If your firmware is up-to-date on the DLink, then that would be all you can do according to AVAST support -- https/help.avast.com/en/av_free/17/hns/hns-vulnerable.html

 

[kanewolf]

There is a "beta" firmware patch -- https/support.dlink.com/ProductInfo.aspx?m=DIR-816L That is intended for fix a specific security vulnerability.

 

[nbabe1]

Yes these changes were made after I checked on the internet how to.

BUT here are the 2 errors I get after I redid an avast check:
1 is:
DnsMasq heap buffer overflow vulnerability
Severity: High

Reference: CVE-2017-14491 | Google Security Blog

2 and 3 =says it exposes the administrative password to anyone that connects: error code is ebd ID 42729

 

[kanewolf]

Yes these changes were made after I checked on the internet how to.

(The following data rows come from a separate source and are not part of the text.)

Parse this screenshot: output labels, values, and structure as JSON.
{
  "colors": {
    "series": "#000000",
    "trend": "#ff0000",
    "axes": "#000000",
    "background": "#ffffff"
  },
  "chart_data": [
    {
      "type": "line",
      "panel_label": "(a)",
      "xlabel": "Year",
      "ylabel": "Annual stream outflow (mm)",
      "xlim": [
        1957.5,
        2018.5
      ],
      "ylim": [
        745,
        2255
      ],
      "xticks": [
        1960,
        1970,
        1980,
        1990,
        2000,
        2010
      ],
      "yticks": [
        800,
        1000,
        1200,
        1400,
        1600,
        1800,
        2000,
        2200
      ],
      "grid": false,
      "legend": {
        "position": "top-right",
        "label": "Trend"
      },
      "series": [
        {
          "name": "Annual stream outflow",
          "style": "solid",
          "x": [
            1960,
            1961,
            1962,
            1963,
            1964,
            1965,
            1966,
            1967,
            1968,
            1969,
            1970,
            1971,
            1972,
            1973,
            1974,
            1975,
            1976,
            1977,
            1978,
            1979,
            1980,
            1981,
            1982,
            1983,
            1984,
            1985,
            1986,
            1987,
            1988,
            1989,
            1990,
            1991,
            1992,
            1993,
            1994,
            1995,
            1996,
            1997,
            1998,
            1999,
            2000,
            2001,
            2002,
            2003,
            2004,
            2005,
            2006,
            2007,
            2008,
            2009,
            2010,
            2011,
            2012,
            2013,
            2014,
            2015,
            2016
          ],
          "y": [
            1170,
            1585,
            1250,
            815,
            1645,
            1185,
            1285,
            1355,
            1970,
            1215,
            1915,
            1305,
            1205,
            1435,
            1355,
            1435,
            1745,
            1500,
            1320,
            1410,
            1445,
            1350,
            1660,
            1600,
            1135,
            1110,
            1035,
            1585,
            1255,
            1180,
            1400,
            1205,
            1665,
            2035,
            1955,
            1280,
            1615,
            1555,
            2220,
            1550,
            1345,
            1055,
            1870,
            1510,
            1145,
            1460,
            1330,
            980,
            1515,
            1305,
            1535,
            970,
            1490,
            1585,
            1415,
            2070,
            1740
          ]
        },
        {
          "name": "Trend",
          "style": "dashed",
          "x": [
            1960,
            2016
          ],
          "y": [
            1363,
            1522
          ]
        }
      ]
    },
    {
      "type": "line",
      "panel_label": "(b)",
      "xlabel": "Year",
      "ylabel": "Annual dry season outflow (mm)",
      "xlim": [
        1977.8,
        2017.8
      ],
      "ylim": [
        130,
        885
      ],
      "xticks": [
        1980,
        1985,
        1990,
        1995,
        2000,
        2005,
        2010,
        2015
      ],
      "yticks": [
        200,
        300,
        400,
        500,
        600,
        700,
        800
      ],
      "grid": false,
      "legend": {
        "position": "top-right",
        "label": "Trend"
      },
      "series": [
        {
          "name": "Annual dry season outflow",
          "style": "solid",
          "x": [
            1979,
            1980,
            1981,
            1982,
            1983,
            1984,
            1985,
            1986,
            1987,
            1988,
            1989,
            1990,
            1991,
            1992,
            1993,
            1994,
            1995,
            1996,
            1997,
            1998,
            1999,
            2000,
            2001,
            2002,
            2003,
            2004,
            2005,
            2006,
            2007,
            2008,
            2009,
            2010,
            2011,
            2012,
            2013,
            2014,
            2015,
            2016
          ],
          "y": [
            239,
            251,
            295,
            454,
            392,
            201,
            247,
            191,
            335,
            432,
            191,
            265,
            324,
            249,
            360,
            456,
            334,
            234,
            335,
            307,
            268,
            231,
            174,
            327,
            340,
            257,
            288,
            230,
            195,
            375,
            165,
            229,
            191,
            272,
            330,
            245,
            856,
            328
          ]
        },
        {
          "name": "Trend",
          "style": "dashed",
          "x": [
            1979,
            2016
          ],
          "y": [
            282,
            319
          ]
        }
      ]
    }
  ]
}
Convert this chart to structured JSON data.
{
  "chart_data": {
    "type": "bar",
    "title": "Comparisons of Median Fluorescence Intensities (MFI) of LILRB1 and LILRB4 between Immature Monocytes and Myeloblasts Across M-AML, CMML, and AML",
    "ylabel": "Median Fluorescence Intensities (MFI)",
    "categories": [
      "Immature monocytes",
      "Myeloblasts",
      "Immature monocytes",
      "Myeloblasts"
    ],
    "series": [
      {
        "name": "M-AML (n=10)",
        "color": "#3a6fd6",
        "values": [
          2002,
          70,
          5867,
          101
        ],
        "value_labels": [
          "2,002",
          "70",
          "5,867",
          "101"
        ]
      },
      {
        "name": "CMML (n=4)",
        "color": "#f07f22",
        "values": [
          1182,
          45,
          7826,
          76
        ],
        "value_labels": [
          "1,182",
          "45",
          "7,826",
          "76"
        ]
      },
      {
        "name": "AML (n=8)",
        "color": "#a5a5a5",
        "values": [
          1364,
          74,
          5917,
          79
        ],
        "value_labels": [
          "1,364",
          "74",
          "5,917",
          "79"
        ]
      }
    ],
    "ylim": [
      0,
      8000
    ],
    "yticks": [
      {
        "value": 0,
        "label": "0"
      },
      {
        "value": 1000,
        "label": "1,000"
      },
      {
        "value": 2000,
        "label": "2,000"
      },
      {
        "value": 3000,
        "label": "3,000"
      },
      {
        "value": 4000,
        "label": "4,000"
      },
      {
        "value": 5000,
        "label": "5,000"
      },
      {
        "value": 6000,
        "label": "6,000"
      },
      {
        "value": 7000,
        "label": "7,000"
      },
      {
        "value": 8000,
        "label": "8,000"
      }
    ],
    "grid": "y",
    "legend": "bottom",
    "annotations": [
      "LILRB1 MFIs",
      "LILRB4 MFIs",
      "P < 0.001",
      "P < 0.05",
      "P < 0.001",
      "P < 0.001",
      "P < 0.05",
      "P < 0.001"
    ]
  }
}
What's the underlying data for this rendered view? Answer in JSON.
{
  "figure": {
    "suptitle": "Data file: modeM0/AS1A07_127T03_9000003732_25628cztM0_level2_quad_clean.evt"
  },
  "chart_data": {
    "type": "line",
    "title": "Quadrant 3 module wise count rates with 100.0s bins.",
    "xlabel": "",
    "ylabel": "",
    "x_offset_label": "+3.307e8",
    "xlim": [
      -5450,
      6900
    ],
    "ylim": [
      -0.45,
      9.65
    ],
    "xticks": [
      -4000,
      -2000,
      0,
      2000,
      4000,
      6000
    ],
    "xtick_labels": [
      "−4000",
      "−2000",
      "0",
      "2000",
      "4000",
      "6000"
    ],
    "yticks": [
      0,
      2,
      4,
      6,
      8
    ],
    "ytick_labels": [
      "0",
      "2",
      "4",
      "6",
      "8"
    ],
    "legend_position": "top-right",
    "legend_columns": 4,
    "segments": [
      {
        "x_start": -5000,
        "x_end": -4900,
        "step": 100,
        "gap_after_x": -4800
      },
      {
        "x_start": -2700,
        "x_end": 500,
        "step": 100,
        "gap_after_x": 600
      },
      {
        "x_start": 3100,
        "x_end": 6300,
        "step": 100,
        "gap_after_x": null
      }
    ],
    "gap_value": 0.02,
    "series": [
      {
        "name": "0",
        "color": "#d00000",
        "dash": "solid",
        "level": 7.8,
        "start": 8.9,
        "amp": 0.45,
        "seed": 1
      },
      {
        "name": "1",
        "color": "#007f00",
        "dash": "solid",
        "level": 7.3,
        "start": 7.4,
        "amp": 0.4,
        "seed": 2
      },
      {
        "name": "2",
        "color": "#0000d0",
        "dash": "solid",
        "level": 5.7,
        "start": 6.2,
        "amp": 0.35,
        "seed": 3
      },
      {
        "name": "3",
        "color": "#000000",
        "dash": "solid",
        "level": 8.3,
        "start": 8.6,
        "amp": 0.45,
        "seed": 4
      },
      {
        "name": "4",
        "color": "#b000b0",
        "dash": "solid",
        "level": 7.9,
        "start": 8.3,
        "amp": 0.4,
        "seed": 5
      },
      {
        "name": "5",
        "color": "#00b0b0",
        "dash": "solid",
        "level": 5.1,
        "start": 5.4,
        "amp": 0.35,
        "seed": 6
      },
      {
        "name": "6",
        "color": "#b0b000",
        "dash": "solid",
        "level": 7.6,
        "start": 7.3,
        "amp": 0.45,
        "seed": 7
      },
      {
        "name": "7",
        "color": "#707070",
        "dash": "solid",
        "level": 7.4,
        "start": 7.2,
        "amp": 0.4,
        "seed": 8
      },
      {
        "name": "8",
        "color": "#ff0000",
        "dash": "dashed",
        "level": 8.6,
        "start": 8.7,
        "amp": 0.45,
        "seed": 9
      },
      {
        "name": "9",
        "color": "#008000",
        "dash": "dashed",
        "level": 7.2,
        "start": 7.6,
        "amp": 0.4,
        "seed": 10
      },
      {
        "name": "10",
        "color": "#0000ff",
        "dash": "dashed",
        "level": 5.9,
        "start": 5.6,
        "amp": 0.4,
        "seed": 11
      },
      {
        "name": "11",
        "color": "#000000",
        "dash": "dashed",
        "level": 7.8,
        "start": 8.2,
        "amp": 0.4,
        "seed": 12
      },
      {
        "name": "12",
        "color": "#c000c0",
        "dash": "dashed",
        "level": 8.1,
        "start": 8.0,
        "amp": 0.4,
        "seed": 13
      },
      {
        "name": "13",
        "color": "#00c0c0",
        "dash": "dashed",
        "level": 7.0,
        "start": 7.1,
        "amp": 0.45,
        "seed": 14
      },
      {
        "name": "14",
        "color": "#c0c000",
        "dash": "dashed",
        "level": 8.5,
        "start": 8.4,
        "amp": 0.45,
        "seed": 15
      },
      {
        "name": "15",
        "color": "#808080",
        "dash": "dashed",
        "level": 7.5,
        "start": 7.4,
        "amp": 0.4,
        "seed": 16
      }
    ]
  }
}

BUT here are the 2 errors I get after I redid an avast check:
1 is:
DnsMasq heap buffer overflow vulnerability
Severity: High

Reference: CVE-2017-14491 | Google Security Blog

2 and 3 =says it exposes the administrative password to anyone that connects: error code is ebd ID 42729

The last firmware release for your router was 2015. You won't find a fix for a 2017 vulnerability in 2015 firmware. It doesn't look like your router supports second source firmware. The only way to get rid of that alert would be to buy newer hardware.

 

[nbabe1]

avast gives a link for solving 1 item: this is the link and I made these changes. BUT will it help? or does it mean I need to change my router today despite all I did today!
https/help.avast.com/en/av_free/17/hns/d-link/howto-dns-hijack.html#solution

 

[kanewolf]

Using the Google DNS, which is what 8.8.8.8 and 8.8.4.4 is, is a good thing to do independent of anything else. Do you HAVE to change your router? No. Is there a small probability that you could get attacked? Sure. It is likely? No, IMO. There are MUCH riskier things on the internet. You are much more likely to get a phishing e-mail or other "social" attack, then a technical attack like the Avast is pointing out.